認知症高齢者数の増加を受け、川崎市は認知症の一歩手前となる「軽度認知障害」(MCI)の疑いを簡易検査する取り組みを7月から試験的に実施するとし、2020年度予算案に計上。今月17日に開会した市議会に提出した。タブレット端末を使用した検査で市民に意識喚起を促し、予防の取り組みを進めることが狙い。
市が進めているのはタブレット端末を使用した軽度認知障害(MCI)の疑いを早期に発見する検査。市内高齢者630人ほどを対象に、各区で7月からイベント形式で開催していく予定。725万円を計上する。
市担当者は「認知機能に自信がないと、疾患の不安などから検査自体を避ける傾向にある。健康測定会のような、気軽に参加できるものを想定している」という。

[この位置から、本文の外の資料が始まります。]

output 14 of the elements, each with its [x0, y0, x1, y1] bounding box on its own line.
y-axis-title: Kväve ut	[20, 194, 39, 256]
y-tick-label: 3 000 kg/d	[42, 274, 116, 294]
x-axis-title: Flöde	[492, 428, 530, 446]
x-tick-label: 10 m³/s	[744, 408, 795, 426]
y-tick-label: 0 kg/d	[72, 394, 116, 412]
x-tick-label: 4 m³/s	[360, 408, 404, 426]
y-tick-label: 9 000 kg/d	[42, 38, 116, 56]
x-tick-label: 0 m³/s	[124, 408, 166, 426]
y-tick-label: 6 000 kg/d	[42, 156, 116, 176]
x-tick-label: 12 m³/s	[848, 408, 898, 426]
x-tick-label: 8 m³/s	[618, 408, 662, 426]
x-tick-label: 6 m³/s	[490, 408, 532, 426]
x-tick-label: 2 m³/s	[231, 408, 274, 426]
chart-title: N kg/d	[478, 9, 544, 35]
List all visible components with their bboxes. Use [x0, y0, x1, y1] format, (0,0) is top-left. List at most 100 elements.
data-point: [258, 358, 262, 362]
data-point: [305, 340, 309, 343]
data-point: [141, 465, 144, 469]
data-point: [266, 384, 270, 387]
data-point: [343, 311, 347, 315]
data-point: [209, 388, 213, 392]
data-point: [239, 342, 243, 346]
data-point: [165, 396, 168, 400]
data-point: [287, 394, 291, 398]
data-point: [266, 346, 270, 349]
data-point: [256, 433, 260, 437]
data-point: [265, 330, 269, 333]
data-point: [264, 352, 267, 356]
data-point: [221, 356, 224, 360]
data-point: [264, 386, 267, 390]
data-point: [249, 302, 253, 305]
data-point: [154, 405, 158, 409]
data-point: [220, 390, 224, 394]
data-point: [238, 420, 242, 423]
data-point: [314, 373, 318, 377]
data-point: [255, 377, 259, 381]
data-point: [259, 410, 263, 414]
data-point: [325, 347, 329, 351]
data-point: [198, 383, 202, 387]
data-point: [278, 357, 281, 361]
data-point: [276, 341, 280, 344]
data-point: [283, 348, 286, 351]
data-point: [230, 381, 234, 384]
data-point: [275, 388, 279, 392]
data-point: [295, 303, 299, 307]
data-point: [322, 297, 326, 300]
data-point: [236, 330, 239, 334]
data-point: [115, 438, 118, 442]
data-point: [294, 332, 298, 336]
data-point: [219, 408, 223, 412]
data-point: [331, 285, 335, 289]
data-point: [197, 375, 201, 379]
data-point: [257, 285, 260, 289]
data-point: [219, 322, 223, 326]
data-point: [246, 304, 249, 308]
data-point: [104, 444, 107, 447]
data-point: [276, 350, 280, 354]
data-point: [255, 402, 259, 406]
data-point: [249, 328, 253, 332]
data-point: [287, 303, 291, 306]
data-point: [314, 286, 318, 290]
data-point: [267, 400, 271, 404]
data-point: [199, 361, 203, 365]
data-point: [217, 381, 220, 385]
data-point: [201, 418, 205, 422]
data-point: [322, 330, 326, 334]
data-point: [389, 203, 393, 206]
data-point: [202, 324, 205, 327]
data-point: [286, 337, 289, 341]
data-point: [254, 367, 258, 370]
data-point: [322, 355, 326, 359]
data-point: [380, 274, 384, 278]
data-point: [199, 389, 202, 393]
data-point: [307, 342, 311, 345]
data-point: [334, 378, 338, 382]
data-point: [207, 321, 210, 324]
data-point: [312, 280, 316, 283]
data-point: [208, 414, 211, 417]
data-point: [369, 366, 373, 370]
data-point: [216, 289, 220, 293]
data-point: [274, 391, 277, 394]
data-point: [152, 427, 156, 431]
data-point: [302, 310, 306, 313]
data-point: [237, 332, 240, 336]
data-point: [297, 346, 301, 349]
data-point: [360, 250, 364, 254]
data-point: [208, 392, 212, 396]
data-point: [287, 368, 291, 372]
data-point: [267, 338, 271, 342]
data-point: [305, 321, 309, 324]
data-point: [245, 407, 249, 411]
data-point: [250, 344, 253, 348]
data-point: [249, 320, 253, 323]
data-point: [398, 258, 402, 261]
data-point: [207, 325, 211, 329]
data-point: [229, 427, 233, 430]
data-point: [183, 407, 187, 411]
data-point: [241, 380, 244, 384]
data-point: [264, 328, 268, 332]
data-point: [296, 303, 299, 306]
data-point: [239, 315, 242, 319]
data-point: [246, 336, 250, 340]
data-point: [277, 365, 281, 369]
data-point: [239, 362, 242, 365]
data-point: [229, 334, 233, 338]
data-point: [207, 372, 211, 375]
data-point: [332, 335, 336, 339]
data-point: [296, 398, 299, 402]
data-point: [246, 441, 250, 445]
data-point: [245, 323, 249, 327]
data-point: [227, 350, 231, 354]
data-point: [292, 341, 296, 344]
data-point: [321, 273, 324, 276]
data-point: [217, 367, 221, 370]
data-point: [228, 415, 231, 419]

また、検査結果に応じて高齢者の通いの場、地域包括支援センターなどにつなぐ。再度検査を行い、運動や社会参加などによる認知症予防への効果を検証していく。
市が検査するMCIとは、物忘れの自覚はあるが日常生活の影響はほぼなく、認知症と健康な状態の間を指す。この段階で運動など、適切に対応すれば認知症の発症を抑えられることもあり、早期対応が重要だという。
市担当者は「検査は診断するものではない」とし、「検査の結果が生活習慣の見直しや持病の治療など、認知症に備える意識付けにしてもらうことが狙い。地域の受け皿についても検証しながら同時に整備を検討していきたい」と話す。
高齢化に伴う認知症の増加を受けて国は昨年、「認知症施策推進大綱」を策定。認知症の発症や進行を遅らせる「予防」の取り組みを推進している。市はこれを受けて今回の事業を実施する。
市の認知症高齢者数は15年に4万2000人を超え、30年には2倍以上の増加が見込まれる。
市内で講演などを行い認知症、在宅医療を専門とする医師は「認知症に対する警告後、どうしていくかが重要。検査結果が一つの指標となり、医療機関だけではなく地域全体で認知症を見守るまちづくりの契機になりえるのでは」と話す。